Ich weinte nicht, als ich das las. Aber ich war nahe dran.
Nach langer Suche wurde weit weg von Tracadie ein Platz für Archange gefunden. Einhundertundsechzig Jahre nach der Eröffnung schloss das Lazarett seine Pforten.
Das war im Jahr 1965.
Ich starrte das Datum an, und wieder flüsterte etwas aus meinem Unterbewusstsein.
Wie schon einmal versuchte ich, die obskure Botschaft zu entziffern. Mein erschöpftes Hirn weigerte sich, neue Daten zu verarbeiten.
Ein Gewicht landete auf meinem Schoß. Ich erschrak.
Birdie schnurrte und rieb seinen Kopf an meinem Kinn.
»Wo ist Harry, Bird?«
Die Katze schnurrte noch einmal.
»Du hast recht.«
Ich nahm den Kater in den Arm und ging ins Bett.
Harry saß auf einer geschnitzten Holzbank vor Obélines Pavillon, und ein Totempfahl warf zoomorphische Schatten über ihr Gesicht. Sie hatte ein Sammelalbum in der Hand und bestand darauf, dass ich es mir anschaute.
Die Seite war schwarz. Ich sah überhaupt nichts.
Harry sprach Wörter, die ich nicht verstehen konnte.

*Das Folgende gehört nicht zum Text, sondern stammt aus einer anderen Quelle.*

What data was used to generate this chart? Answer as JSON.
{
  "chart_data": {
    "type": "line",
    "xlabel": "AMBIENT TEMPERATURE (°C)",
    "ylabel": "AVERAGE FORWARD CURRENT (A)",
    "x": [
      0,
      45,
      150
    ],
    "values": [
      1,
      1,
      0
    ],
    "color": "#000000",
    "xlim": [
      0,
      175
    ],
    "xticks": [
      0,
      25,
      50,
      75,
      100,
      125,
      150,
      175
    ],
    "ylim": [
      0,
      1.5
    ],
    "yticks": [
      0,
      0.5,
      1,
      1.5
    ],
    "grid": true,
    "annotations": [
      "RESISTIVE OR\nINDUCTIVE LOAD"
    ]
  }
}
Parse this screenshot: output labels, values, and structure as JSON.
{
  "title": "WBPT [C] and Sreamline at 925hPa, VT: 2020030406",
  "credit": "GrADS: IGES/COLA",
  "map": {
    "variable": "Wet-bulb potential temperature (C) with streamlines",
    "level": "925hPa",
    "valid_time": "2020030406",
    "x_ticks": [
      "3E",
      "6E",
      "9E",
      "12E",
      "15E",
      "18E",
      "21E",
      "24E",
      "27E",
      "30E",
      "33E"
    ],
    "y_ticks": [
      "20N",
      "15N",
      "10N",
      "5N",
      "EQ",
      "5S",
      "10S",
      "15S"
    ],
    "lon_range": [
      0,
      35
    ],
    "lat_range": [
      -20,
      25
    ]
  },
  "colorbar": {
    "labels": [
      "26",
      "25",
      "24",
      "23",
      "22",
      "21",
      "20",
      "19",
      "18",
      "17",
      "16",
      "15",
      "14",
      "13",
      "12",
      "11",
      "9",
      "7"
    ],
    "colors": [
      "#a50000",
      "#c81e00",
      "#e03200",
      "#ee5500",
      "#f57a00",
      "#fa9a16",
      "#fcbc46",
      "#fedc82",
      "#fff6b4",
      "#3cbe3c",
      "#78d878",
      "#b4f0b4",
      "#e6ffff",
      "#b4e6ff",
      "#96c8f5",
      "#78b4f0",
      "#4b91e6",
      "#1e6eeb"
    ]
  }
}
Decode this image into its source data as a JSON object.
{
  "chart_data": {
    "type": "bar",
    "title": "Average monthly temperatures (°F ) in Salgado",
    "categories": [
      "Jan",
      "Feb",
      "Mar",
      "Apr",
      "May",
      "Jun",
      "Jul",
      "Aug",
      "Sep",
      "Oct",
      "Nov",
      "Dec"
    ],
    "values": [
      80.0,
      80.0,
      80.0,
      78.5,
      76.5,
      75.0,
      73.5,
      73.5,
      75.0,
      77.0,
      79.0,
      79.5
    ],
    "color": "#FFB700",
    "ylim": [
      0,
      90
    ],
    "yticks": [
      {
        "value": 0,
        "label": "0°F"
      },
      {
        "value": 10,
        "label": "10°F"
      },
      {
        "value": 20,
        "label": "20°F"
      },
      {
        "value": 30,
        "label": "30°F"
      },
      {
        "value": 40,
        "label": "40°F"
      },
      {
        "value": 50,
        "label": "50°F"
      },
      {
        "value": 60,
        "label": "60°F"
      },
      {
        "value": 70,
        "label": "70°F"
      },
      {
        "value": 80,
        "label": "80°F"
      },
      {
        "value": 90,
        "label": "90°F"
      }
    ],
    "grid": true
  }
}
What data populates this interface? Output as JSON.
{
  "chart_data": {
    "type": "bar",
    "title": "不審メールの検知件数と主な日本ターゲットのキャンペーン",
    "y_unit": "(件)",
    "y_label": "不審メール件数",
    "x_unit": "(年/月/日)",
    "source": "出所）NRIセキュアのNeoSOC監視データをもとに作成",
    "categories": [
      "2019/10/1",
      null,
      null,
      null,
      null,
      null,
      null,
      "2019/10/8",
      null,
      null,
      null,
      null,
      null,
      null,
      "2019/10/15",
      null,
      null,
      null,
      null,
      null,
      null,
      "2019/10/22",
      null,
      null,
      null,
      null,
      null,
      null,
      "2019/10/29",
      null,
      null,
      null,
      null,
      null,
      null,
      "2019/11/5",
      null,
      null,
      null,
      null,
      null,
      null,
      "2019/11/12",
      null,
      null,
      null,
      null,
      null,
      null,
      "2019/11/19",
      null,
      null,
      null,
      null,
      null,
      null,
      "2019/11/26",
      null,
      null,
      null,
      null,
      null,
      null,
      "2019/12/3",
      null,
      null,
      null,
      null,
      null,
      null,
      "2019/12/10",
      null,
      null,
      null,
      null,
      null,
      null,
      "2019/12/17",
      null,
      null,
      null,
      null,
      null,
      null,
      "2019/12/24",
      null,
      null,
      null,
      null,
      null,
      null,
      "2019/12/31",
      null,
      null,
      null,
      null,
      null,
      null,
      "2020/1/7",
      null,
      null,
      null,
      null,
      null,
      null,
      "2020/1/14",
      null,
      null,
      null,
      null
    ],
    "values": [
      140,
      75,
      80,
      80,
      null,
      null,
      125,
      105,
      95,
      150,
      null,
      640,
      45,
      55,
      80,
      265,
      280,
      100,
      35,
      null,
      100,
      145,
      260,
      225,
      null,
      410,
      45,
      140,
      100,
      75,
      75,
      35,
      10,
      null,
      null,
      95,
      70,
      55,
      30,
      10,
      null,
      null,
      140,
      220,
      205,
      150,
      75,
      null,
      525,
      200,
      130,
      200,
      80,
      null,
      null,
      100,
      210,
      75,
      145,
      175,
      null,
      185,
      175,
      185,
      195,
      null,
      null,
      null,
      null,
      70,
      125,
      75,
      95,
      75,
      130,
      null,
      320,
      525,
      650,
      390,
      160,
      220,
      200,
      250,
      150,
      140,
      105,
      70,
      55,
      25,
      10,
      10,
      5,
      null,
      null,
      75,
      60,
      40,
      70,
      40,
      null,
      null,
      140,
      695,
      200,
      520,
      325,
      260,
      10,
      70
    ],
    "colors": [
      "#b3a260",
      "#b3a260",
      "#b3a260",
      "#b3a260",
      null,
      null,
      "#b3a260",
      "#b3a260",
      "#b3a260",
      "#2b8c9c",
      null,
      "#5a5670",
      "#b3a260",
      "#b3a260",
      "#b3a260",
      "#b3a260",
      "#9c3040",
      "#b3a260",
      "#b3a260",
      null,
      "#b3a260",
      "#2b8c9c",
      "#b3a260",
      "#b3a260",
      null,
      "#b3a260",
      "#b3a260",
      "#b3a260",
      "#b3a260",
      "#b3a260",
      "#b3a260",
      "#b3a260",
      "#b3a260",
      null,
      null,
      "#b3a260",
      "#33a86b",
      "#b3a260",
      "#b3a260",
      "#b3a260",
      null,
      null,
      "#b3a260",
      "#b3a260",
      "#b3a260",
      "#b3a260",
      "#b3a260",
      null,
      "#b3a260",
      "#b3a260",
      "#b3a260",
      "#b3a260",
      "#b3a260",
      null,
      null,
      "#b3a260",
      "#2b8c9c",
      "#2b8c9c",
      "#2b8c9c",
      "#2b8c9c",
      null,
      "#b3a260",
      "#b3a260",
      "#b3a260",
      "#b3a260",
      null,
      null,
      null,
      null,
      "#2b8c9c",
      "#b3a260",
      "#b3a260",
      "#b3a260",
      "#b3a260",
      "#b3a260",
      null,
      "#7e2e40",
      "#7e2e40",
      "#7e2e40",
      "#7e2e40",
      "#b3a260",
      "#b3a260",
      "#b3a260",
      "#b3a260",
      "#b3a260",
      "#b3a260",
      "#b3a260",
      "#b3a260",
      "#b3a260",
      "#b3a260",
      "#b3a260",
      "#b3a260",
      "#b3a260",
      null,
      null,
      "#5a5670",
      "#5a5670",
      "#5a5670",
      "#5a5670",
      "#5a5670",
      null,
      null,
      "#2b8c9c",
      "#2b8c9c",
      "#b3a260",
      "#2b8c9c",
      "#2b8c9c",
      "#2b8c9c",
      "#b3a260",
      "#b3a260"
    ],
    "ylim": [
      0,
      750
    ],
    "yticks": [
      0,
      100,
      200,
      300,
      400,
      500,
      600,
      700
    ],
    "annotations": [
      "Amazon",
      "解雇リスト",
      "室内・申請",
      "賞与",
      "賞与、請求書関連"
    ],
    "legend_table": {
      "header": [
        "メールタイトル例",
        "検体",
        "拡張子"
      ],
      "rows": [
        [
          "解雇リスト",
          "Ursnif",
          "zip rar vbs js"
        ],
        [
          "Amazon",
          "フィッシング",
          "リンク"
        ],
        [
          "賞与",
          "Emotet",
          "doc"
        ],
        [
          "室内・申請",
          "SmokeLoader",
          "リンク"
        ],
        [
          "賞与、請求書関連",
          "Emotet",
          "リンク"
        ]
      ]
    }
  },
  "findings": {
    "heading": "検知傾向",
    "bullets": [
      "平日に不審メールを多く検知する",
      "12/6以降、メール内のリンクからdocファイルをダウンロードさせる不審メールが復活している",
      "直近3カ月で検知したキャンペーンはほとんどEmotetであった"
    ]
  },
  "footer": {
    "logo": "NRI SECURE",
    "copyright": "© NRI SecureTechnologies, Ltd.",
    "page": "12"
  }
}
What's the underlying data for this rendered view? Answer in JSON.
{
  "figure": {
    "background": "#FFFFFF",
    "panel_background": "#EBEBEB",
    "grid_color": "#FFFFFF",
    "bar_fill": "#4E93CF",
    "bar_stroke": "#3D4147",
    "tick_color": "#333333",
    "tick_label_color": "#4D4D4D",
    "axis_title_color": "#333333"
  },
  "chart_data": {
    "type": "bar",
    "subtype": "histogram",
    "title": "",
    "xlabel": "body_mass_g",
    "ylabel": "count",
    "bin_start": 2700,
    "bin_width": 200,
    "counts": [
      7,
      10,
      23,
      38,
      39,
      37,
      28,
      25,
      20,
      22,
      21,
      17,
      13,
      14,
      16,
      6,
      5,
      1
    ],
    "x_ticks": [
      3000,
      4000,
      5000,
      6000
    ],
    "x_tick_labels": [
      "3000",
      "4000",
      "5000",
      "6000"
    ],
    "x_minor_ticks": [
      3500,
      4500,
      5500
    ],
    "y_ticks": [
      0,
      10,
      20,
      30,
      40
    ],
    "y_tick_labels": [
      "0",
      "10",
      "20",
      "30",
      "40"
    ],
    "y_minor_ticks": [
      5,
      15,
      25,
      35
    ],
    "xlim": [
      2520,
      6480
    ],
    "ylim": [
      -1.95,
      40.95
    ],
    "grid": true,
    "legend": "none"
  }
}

Ich wollte umblättern, aber mein Arm zuckte nur wild. Immer und immer wieder versuchte ich es, mit demselben spastischen Ergebnis.
Frustriert starrte ich meine Hand an. Ich trug Handschuhe mit abgeschnittenen Fingern. Aus den Löchern ragte nichts.
Ich versuchte, mit den fehlenden Fingern zu wedeln. Aber nur mein Arm zuckte wieder.
Der Himmel verdunkelte sich, und ein gellender Schrei zerriss die Luft. Ich schaute zur Spitze des Totempfahls hoch.
Der Schnabel des Adlers öffnete sich, und der geschnitzte Vogel schrie noch einmal.
Schwerfällig öffnete ich die Lider. Birdie stieß mich am Ellbogen. Das Telefon klingelte.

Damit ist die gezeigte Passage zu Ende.